September 7, 2010 at 10:34 am
Hi,
Most importantly, try to learn the business as much as possible, this will earn you respect from your peers.
Also being able to play datacop and defend your DB Design is another important point you should adhere to as a DBA.
Thanks,
Amol Naik
January 14, 2014 at 11:09 am
Change Management.
Disaster recovery plan if the company has any?
List of DB which are problematic.
Planned maintenance window.
Who is responsible for applying patches?
Security policies.
Backup policies. How long your company keep the data.
Ticket/Escalation process?
"He who learns for the sake of haughtiness, dies ignorant. He who learns only to talk, rather than to act, dies a hyprocite. He who learns for the mere sake of debating, dies irreligious. He who learns only to accumulate wealth, dies an atheist. And he who learns for the sake of action, dies a mystic."[/i]
January 14, 2014 at 11:34 am
Note that this is a thread over 3 years old.

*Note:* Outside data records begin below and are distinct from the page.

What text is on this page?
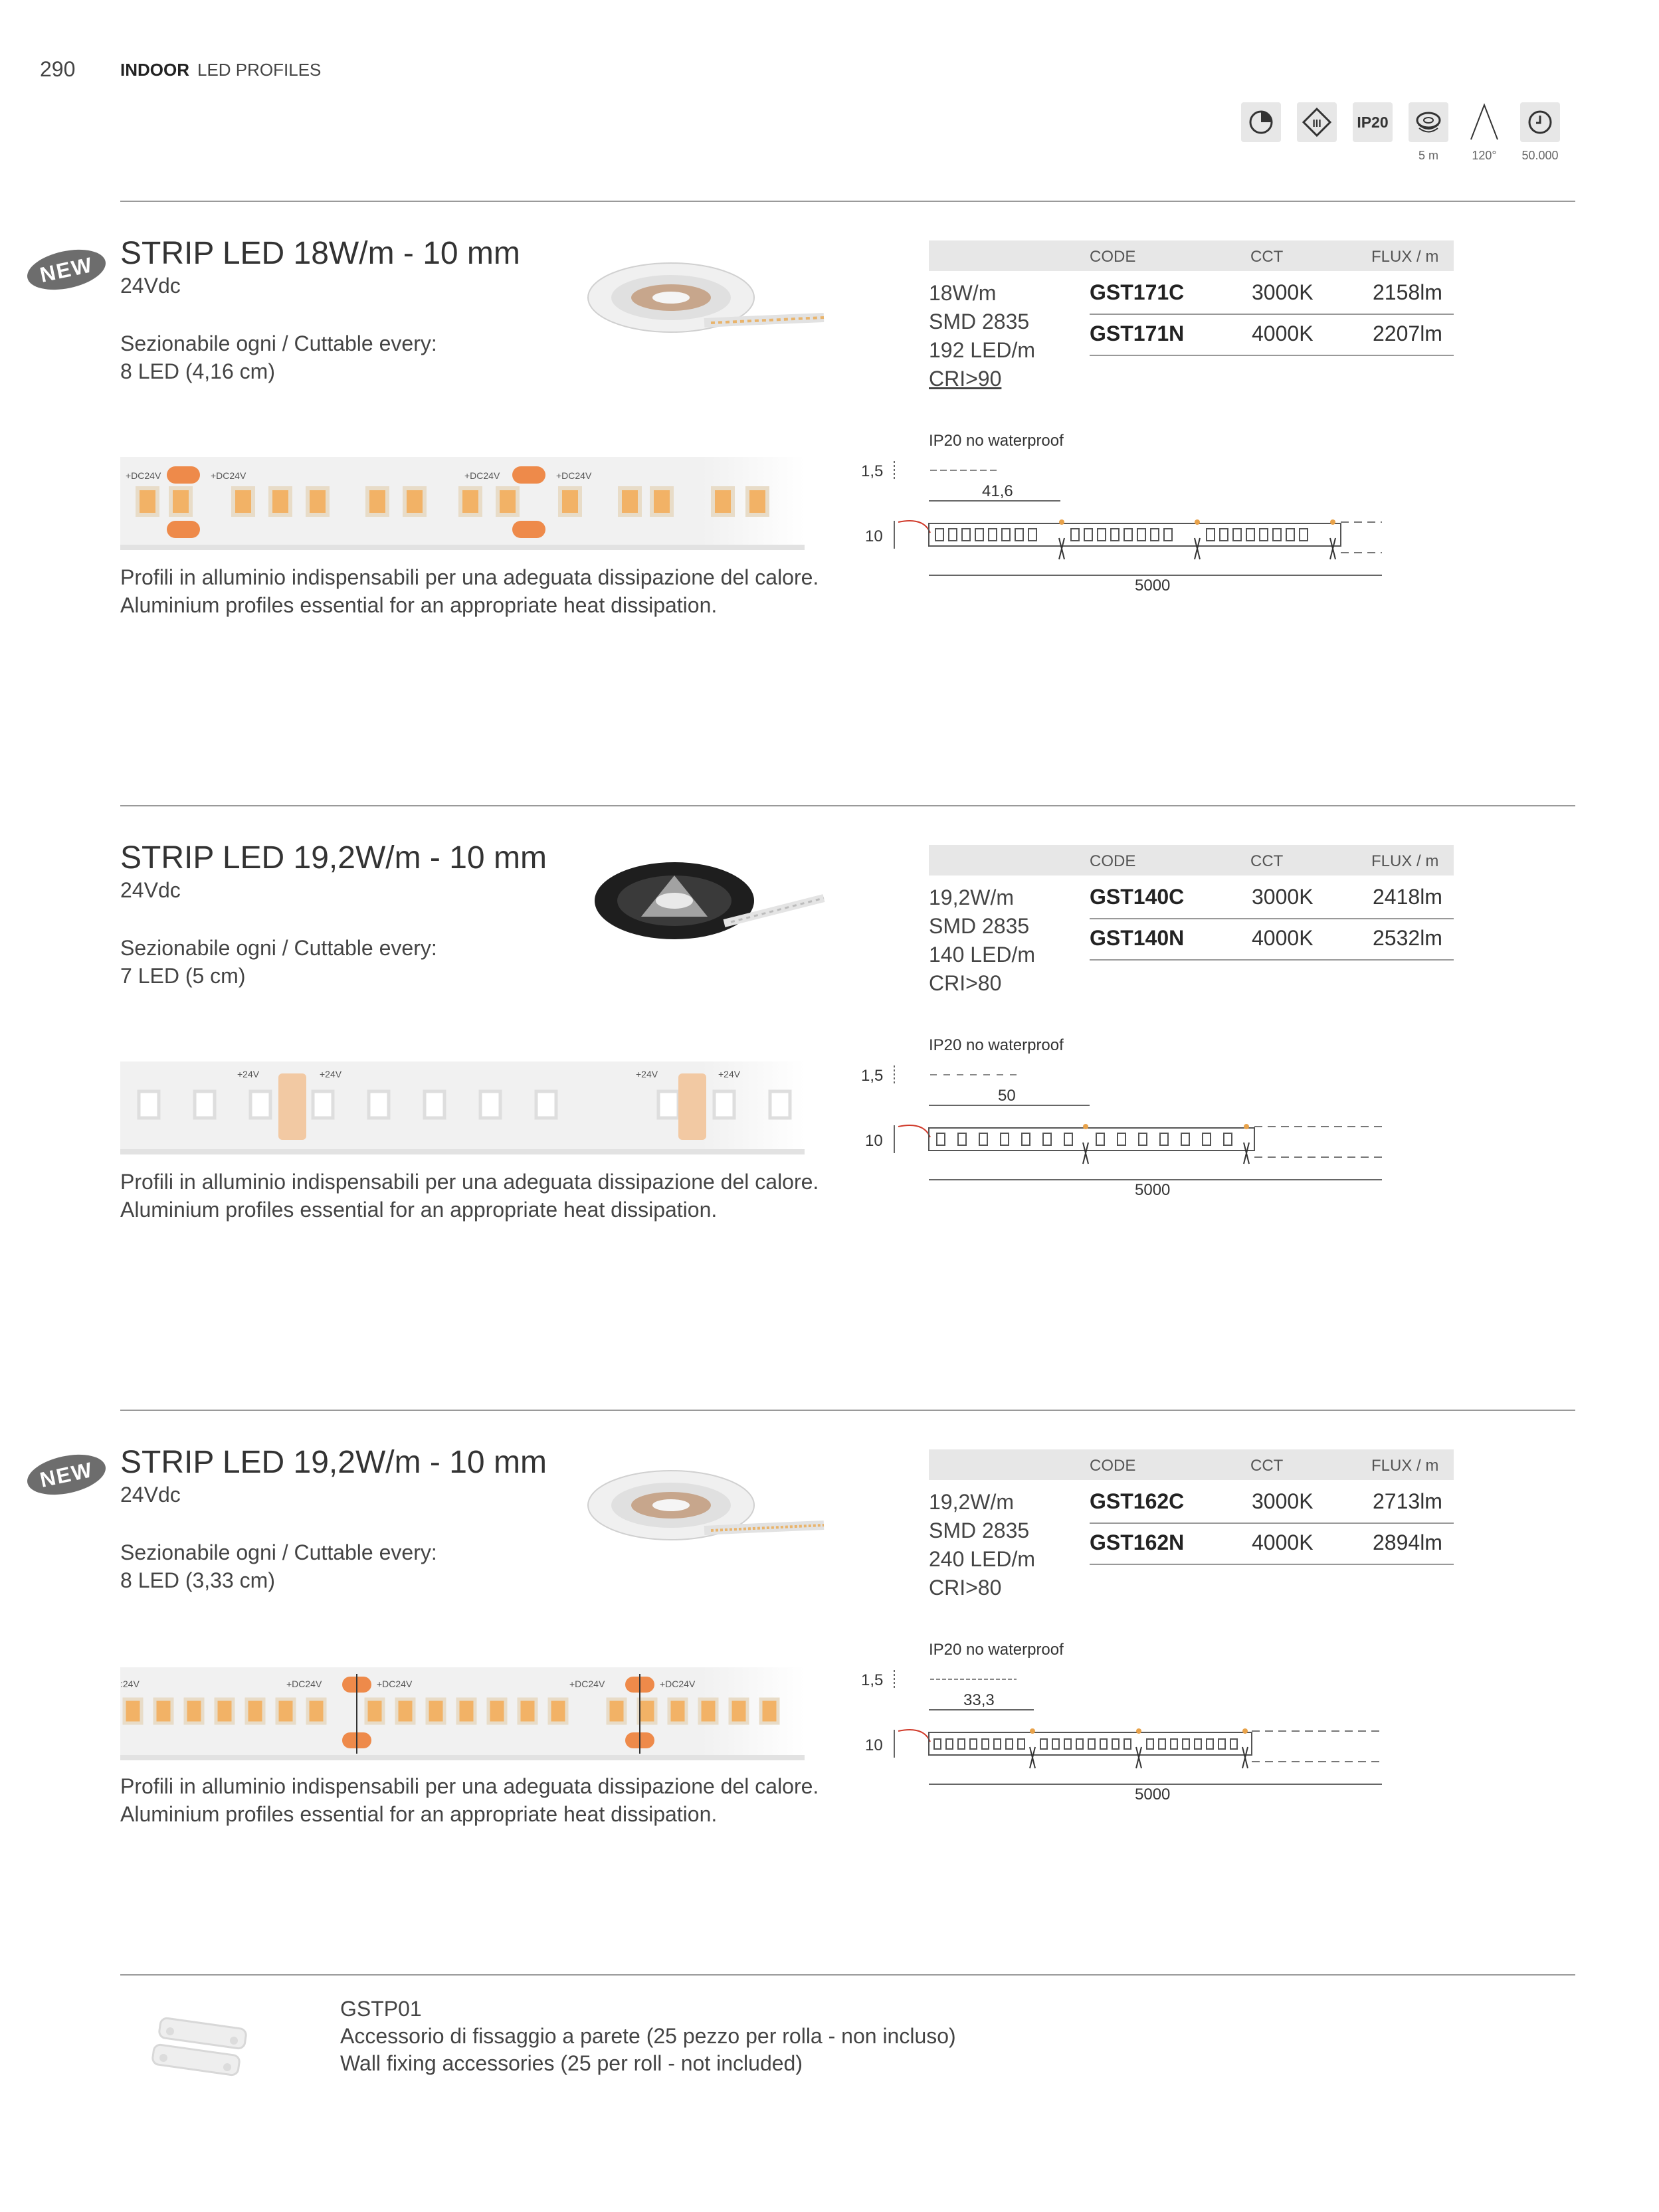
290	INDOOR LED PROFILES
III IP20
5 m	120°	50.000
NEW STRIP LED 18W/m - 10 mm
24Vdc
Sezionabile ogni / Cuttable every:
8 LED (4,16 cm)
CODE	CCT	FLUX / m
18W/m
SMD 2835
192 LED/m
CRI>90
GST171C	3000K	2158lm
GST171N	4000K	2207lm
+DC24V	+DC24V	+DC24V	+DC24V
Profili in alluminio indispensabili per una adeguata dissipazione del calore.
Aluminium profiles essential for an appropriate heat dissipation.
IP20 no waterproof
1,5
10
41,6
5000
STRIP LED 19,2W/m - 10 mm
24Vdc
Sezionabile ogni / Cuttable every:
7 LED (5 cm)
CODE	CCT	FLUX / m
19,2W/m
SMD 2835
140 LED/m
CRI>80
GST140C	3000K	2418lm
GST140N	4000K	2532lm
+24V	+24V	+24V	+24V
Profili in alluminio indispensabili per una adeguata dissipazione del calore.
Aluminium profiles essential for an appropriate heat dissipation.
IP20 no waterproof
1,5
10
50
5000
NEW STRIP LED 19,2W/m - 10 mm
24Vdc
Sezionabile ogni / Cuttable every:
8 LED (3,33 cm)
CODE	CCT	FLUX / m
19,2W/m
SMD 2835
240 LED/m
CRI>80
GST162C	3000K	2713lm
GST162N	4000K	2894lm
:24V	+DC24V	+DC24V	+DC24V	+DC24V
Profili in alluminio indispensabili per una adeguata dissipazione del calore.
Aluminium profiles essential for an appropriate heat dissipation.
IP20 no waterproof
1,5
10
33,3
5000
GSTP01
Accessorio di fissaggio a parete (25 pezzo per rolla - non incluso)
Wall fixing accessories (25 per roll - not included)
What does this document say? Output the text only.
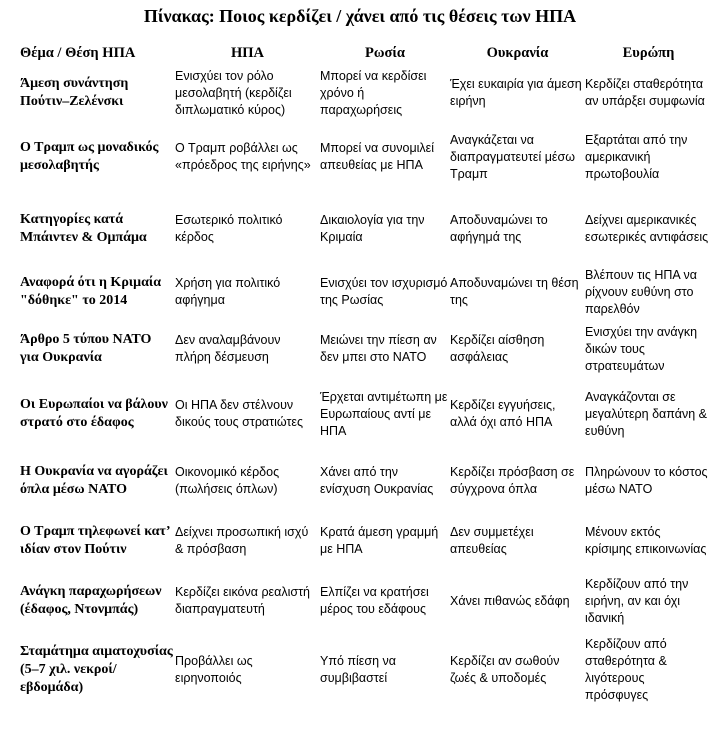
Πίνακας: Ποιος κερδίζει / χάνει από τις θέσεις των ΗΠΑ
Θέμα / Θέση ΗΠΑ	ΗΠΑ	Ρωσία	Ουκρανία	Ευρώπη
Άμεση συνάντηση Πούτιν–Ζελένσκι	Ενισχύει τον ρόλο μεσολαβητή (κερδίζει διπλωματικό κύρος)	Μπορεί να κερδίσει χρόνο ή παραχωρήσεις	Έχει ευκαιρία για άμεση ειρήνη	Κερδίζει σταθερότητα αν υπάρξει συμφωνία
Ο Τραμπ ως μοναδικός μεσολαβητής	Ο Τραμπ ροβάλλει ως «πρόεδρος της ειρήνης»	Μπορεί να συνομιλεί απευθείας με ΗΠΑ	Αναγκάζεται να διαπραγματευτεί μέσω Τραμπ	Εξαρτάται από την αμερικανική πρωτοβουλία
Κατηγορίες κατά Μπάιντεν & Ομπάμα	Εσωτερικό πολιτικό κέρδος	Δικαιολογία για την Κριμαία	Αποδυναμώνει το αφήγημά της	Δείχνει αμερικανικές εσωτερικές αντιφάσεις
Αναφορά ότι η Κριμαία "δόθηκε" το 2014	Χρήση για πολιτικό αφήγημα	Ενισχύει τον ισχυρισμό της Ρωσίας	Αποδυναμώνει τη θέση της	Βλέπουν τις ΗΠΑ να ρίχνουν ευθύνη στο παρελθόν
Άρθρο 5 τύπου ΝΑΤΟ για Ουκρανία	Δεν αναλαμβάνουν πλήρη δέσμευση	Μειώνει την πίεση αν δεν μπει στο ΝΑΤΟ	Κερδίζει αίσθηση ασφάλειας	Ενισχύει την ανάγκη δικών τους στρατευμάτων
Οι Ευρωπαίοι να βάλουν στρατό στο έδαφος	Οι ΗΠΑ δεν στέλνουν δικούς τους στρατιώτες	Έρχεται αντιμέτωπη με Ευρωπαίους αντί με ΗΠΑ	Κερδίζει εγγυήσεις, αλλά όχι από ΗΠΑ	Αναγκάζονται σε μεγαλύτερη δαπάνη & ευθύνη
Η Ουκρανία να αγοράζει όπλα μέσω ΝΑΤΟ	Οικονομικό κέρδος (πωλήσεις όπλων)	Χάνει από την ενίσχυση Ουκρανίας	Κερδίζει πρόσβαση σε σύγχρονα όπλα	Πληρώνουν το κόστος μέσω ΝΑΤΟ
Ο Τραμπ τηλεφωνεί κατ’ ιδίαν στον Πούτιν	Δείχνει προσωπική ισχύ & πρόσβαση	Κρατά άμεση γραμμή με ΗΠΑ	Δεν συμμετέχει απευθείας	Μένουν εκτός κρίσιμης επικοινωνίας
Ανάγκη παραχωρήσεων (έδαφος, Ντονμπάς)	Κερδίζει εικόνα ρεαλιστή διαπραγματευτή	Ελπίζει να κρατήσει μέρος του εδάφους	Χάνει πιθανώς εδάφη	Κερδίζουν από την ειρήνη, αν και όχι ιδανική
Σταμάτημα αιματοχυσίας (5–7 χιλ. νεκροί/εβδομάδα)	Προβάλλει ως ειρηνοποιός	Υπό πίεση να συμβιβαστεί	Κερδίζει αν σωθούν ζωές & υποδομές	Κερδίζουν από σταθερότητα & λιγότερους πρόσφυγες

However, it's nice that you try to help 😉
January 14, 2014 at 4:09 pm
Lol.
Thanks guys.
Just for your information.
After I posted this; I ended up doing more of MS BI work and less of DBA work even though I got a job as a DBA
and as a result of that I became a very good SSRS/SSIS developer.
A really good one with 6-7 years of experience who is getting paid more than our company's senior DBA :).
$$$ matters who cares about title as long as I stay with DB,right?